The much lower processing temperature makes cold spray have many merits to deposit metallic coatings, repair failed metallic parts and additively manufacture metallic parts as compared with the high-energy beam based metal depositing processes. Although adhesion is critical for coating and repairing applications for cold sprayed deposits, it is still challenging to get high bonding strength especially for depositing materials with low density and elastic modulus. Here we introduced an in-situ micro-forging (MF) effect to cold spray by mixing 200–300 µm big-sized 410 stainless steel shot peening particles into the depositing Al powder. Due to the in-situ forging by the shot peening particles with 100 time higher kinetic energy than the depositing Al particle, vortex-like material intermixing between the Al deposit and the AZ31BMg substrate is periodically formed along the deposit/substrate interface.
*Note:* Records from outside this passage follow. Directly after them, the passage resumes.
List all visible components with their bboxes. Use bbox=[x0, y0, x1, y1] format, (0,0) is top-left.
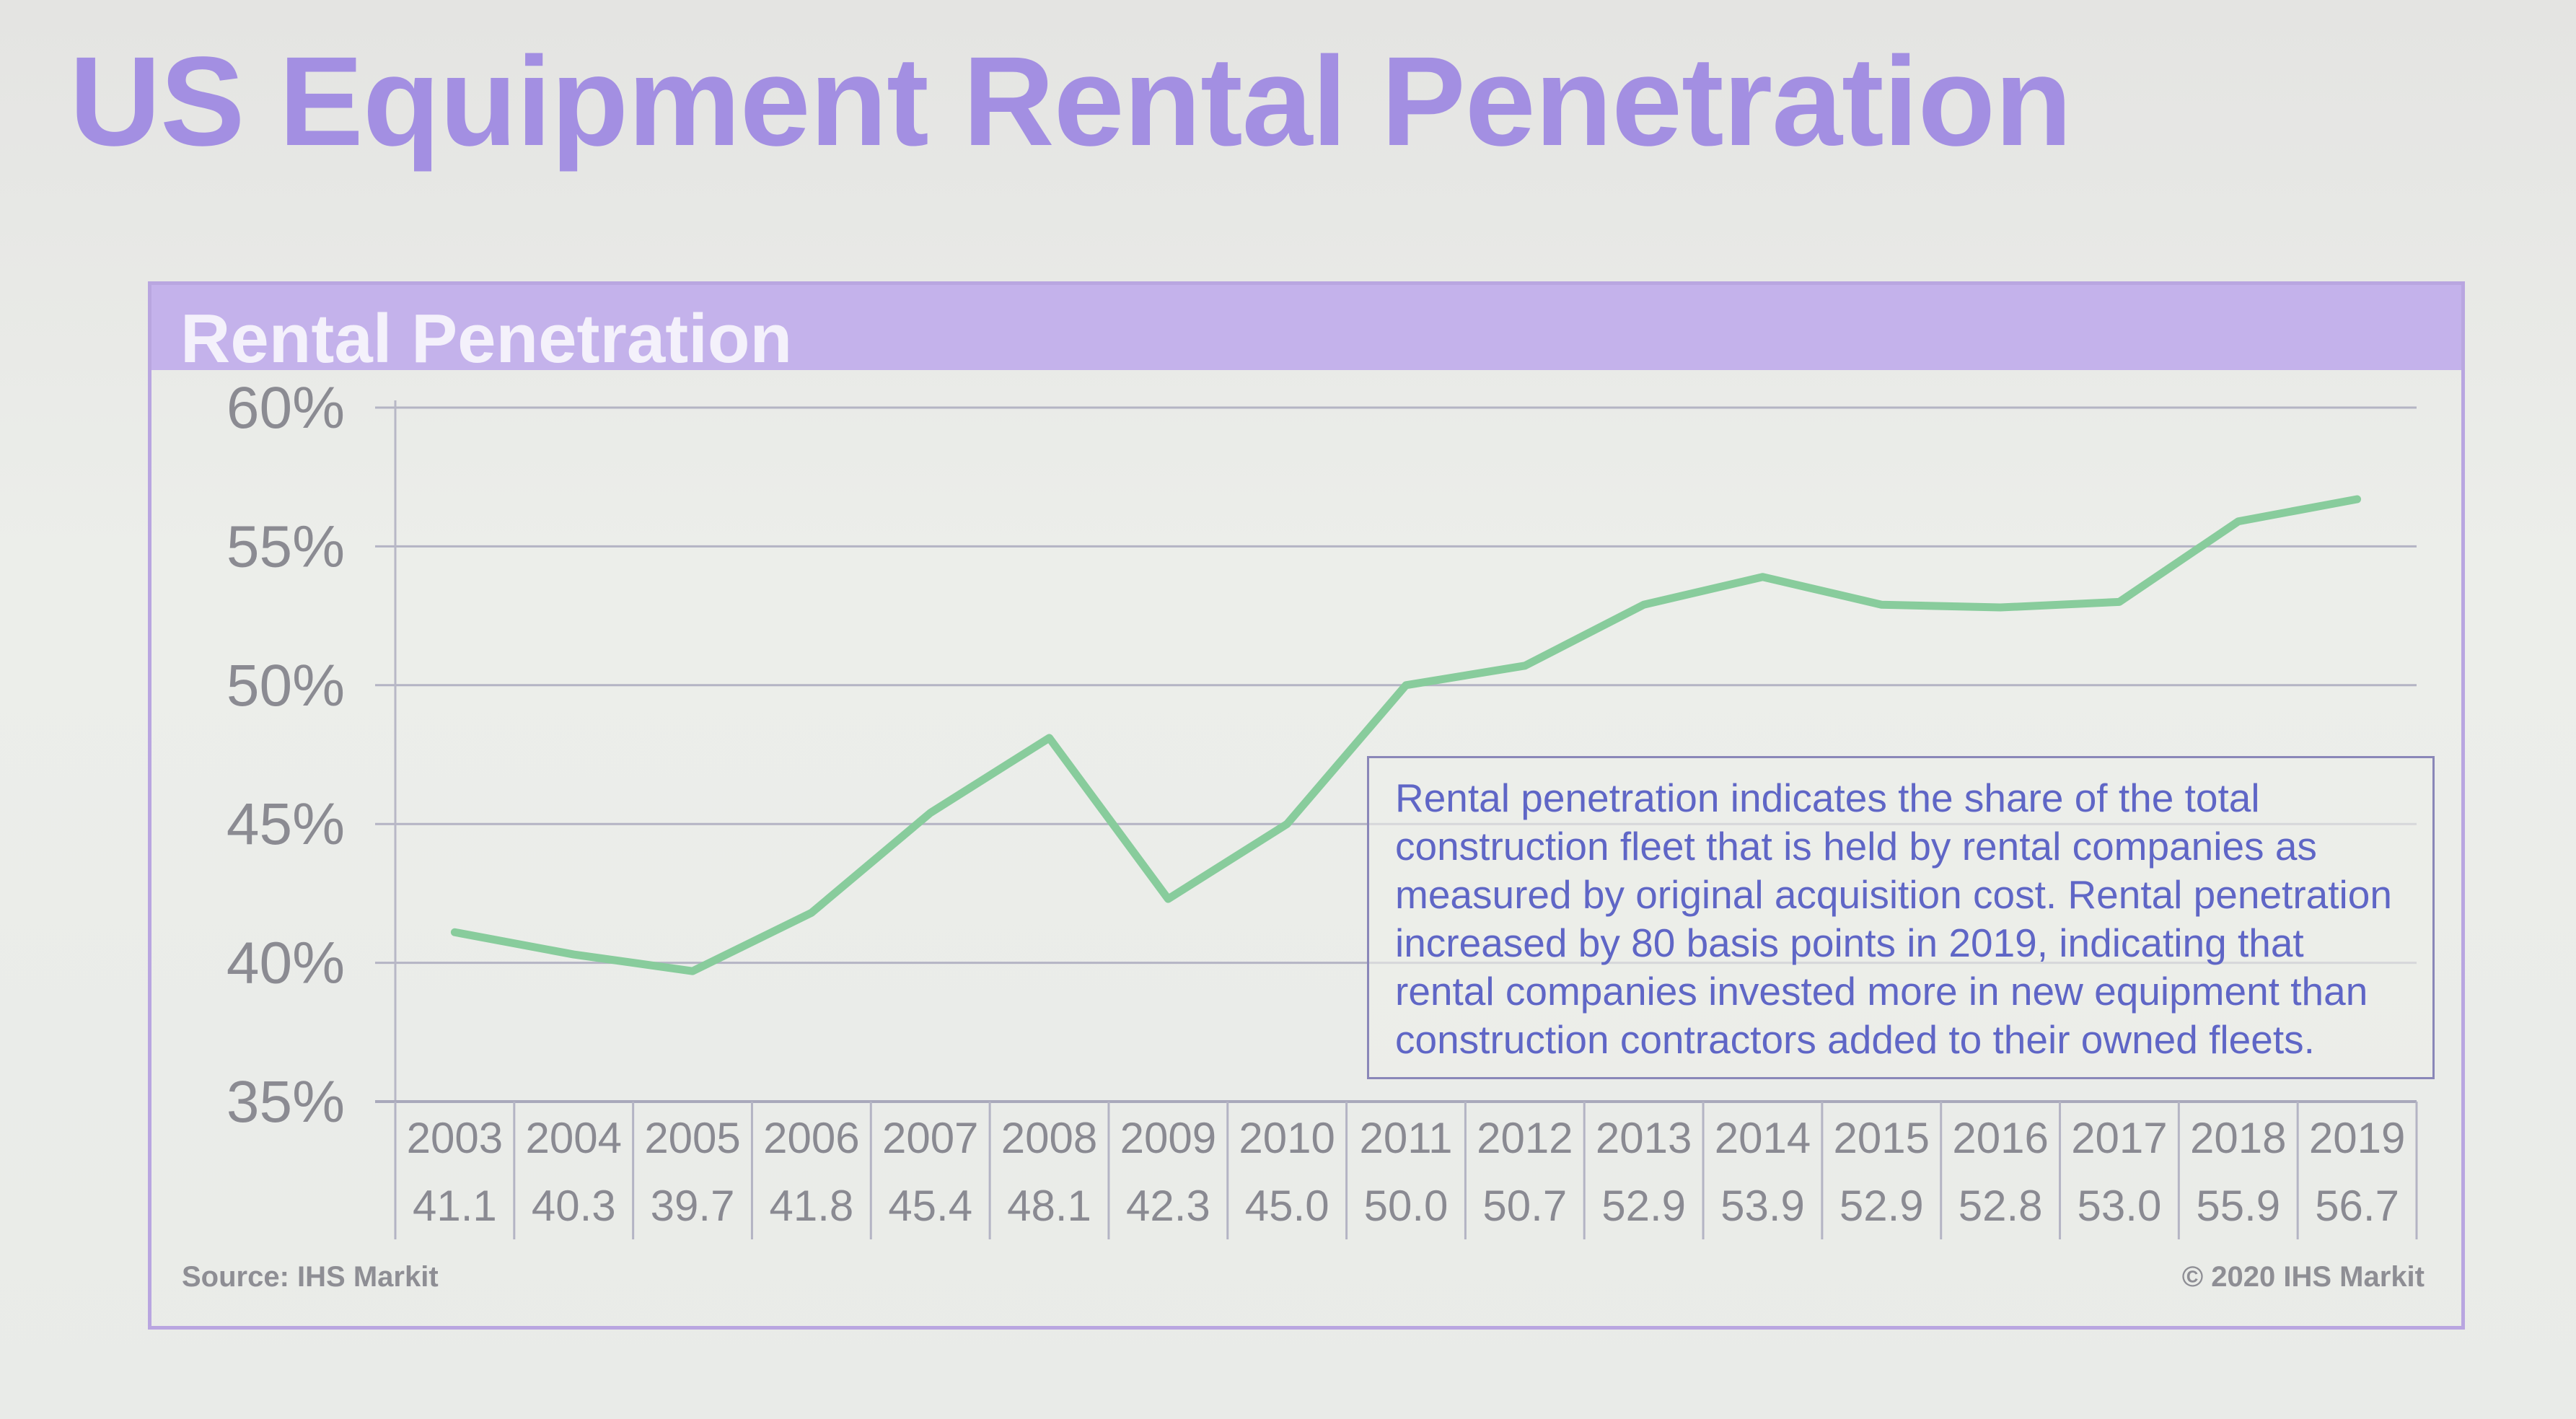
x-tick-label: 2003 bbox=[407, 1114, 503, 1162]
data-point bbox=[573, 954, 575, 956]
annotation-line: increased by 80 basis points in 2019, in… bbox=[1395, 921, 2304, 965]
data-point bbox=[454, 931, 456, 933]
data-point bbox=[1643, 604, 1645, 606]
x-tick-label: 2005 bbox=[644, 1114, 740, 1162]
data-label: 55.9 bbox=[2196, 1182, 2280, 1230]
data-label: 50.0 bbox=[1364, 1182, 1449, 1230]
data-label: 41.8 bbox=[769, 1182, 853, 1230]
chart-title: Rental Penetration bbox=[180, 300, 793, 377]
x-tick-label: 2018 bbox=[2190, 1114, 2286, 1162]
x-tick-label: 2007 bbox=[882, 1114, 978, 1162]
data-label: 52.9 bbox=[1601, 1182, 1686, 1230]
x-tick-label: 2015 bbox=[1834, 1114, 1930, 1162]
data-point bbox=[1405, 684, 1407, 686]
data-label: 39.7 bbox=[651, 1182, 735, 1230]
x-tick-label: 2012 bbox=[1477, 1114, 1573, 1162]
annotation-line: rental companies invested more in new eq… bbox=[1395, 969, 2368, 1014]
data-point bbox=[692, 970, 694, 972]
data-point bbox=[810, 912, 812, 914]
data-point bbox=[1286, 823, 1288, 825]
x-tick-label: 2010 bbox=[1239, 1114, 1335, 1162]
y-tick-label: 35% bbox=[227, 1069, 345, 1135]
x-tick-label: 2006 bbox=[763, 1114, 859, 1162]
annotation-box: Rental penetration indicates the share o… bbox=[1367, 756, 2435, 1079]
y-tick-label: 45% bbox=[227, 791, 345, 857]
data-label: 52.9 bbox=[1839, 1182, 1924, 1230]
data-label: 53.9 bbox=[1720, 1182, 1805, 1230]
x-tick-label: 2019 bbox=[2309, 1114, 2405, 1162]
annotation-line: construction contractors added to their … bbox=[1395, 1017, 2315, 1062]
slide-title: US Equipment Rental Penetration bbox=[69, 31, 2072, 172]
x-tick-label: 2014 bbox=[1715, 1114, 1811, 1162]
data-point bbox=[1881, 604, 1883, 606]
y-tick-label: 40% bbox=[227, 931, 345, 996]
annotation-line: construction fleet that is held by renta… bbox=[1395, 824, 2317, 869]
data-label: 45.0 bbox=[1245, 1182, 1329, 1230]
data-label: 48.1 bbox=[1007, 1182, 1091, 1230]
data-point bbox=[2118, 601, 2120, 603]
chart-panel: Rental Penetration bbox=[148, 281, 2465, 1330]
y-tick-label: 60% bbox=[227, 375, 345, 441]
data-point bbox=[1762, 576, 1764, 578]
x-tick-label: 2013 bbox=[1596, 1114, 1692, 1162]
data-label: 50.7 bbox=[1482, 1182, 1567, 1230]
data-label: 56.7 bbox=[2315, 1182, 2399, 1230]
annotation-line: Rental penetration indicates the share o… bbox=[1395, 776, 2260, 820]
data-point bbox=[1048, 737, 1050, 739]
annotation-line: measured by original acquisition cost. R… bbox=[1395, 872, 2392, 917]
x-tick-label: 2004 bbox=[525, 1114, 621, 1162]
data-point bbox=[1167, 898, 1169, 900]
data-label: 52.8 bbox=[1959, 1182, 2043, 1230]
data-point bbox=[2356, 498, 2358, 500]
x-tick-label: 2009 bbox=[1120, 1114, 1216, 1162]
data-label: 53.0 bbox=[2078, 1182, 2162, 1230]
data-label: 42.3 bbox=[1126, 1182, 1210, 1230]
copyright-note: © 2020 IHS Markit bbox=[2181, 1261, 2425, 1293]
x-tick-label: 2008 bbox=[1001, 1114, 1097, 1162]
data-label: 45.4 bbox=[888, 1182, 972, 1230]
y-tick-label: 55% bbox=[227, 514, 345, 579]
x-tick-label: 2017 bbox=[2071, 1114, 2167, 1162]
data-point bbox=[1524, 664, 1526, 667]
x-tick-label: 2011 bbox=[1359, 1114, 1452, 1162]
x-tick-label: 2016 bbox=[1952, 1114, 2048, 1162]
y-tick-label: 50% bbox=[227, 653, 345, 719]
data-point bbox=[929, 812, 931, 814]
chart-header: Rental Penetration bbox=[151, 285, 2461, 377]
source-note: Source: IHS Markit bbox=[182, 1261, 439, 1293]
data-label: 41.1 bbox=[413, 1182, 497, 1230]
data-point bbox=[2000, 607, 2002, 609]
data-point bbox=[2237, 520, 2239, 522]
data-label: 40.3 bbox=[532, 1182, 616, 1230]
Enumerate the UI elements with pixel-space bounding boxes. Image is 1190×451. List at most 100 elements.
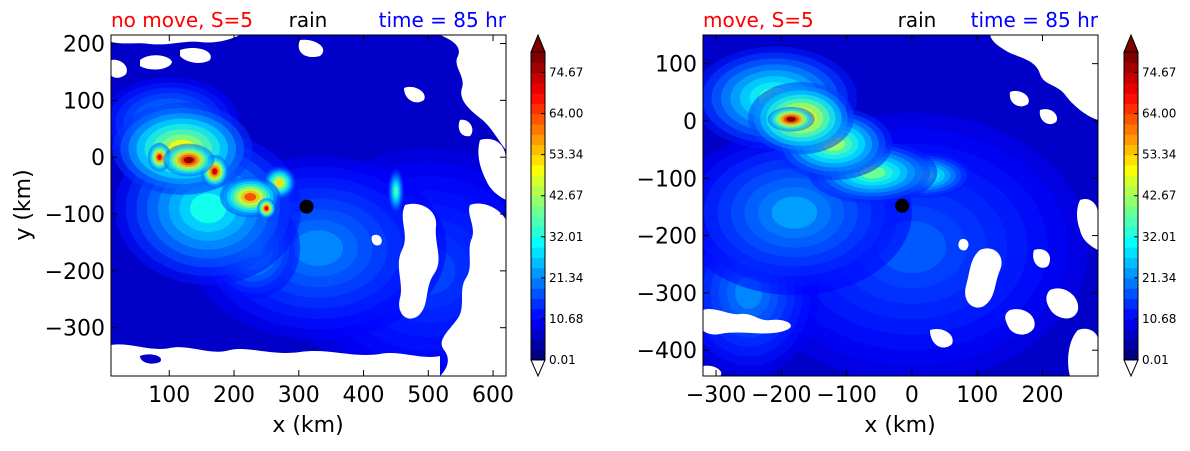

Meanwhile, the greatly improved interfacial plastic deformation at the deposit/substrate interface remarkably promotes the breaking and segmentation of the native oxide scale on both the spraying particle surface and substrate surface which promotes metallurgical bonding formation across the deposit/substrate interface. Both the vortex-like material intermixing induced enhanced mechanical interlocking and the improved metallurgical bonding contribute to a higher adhesion. As a consequence, the adhesion of Al deposit increases from 47.9 MPa to 107.2 MPa.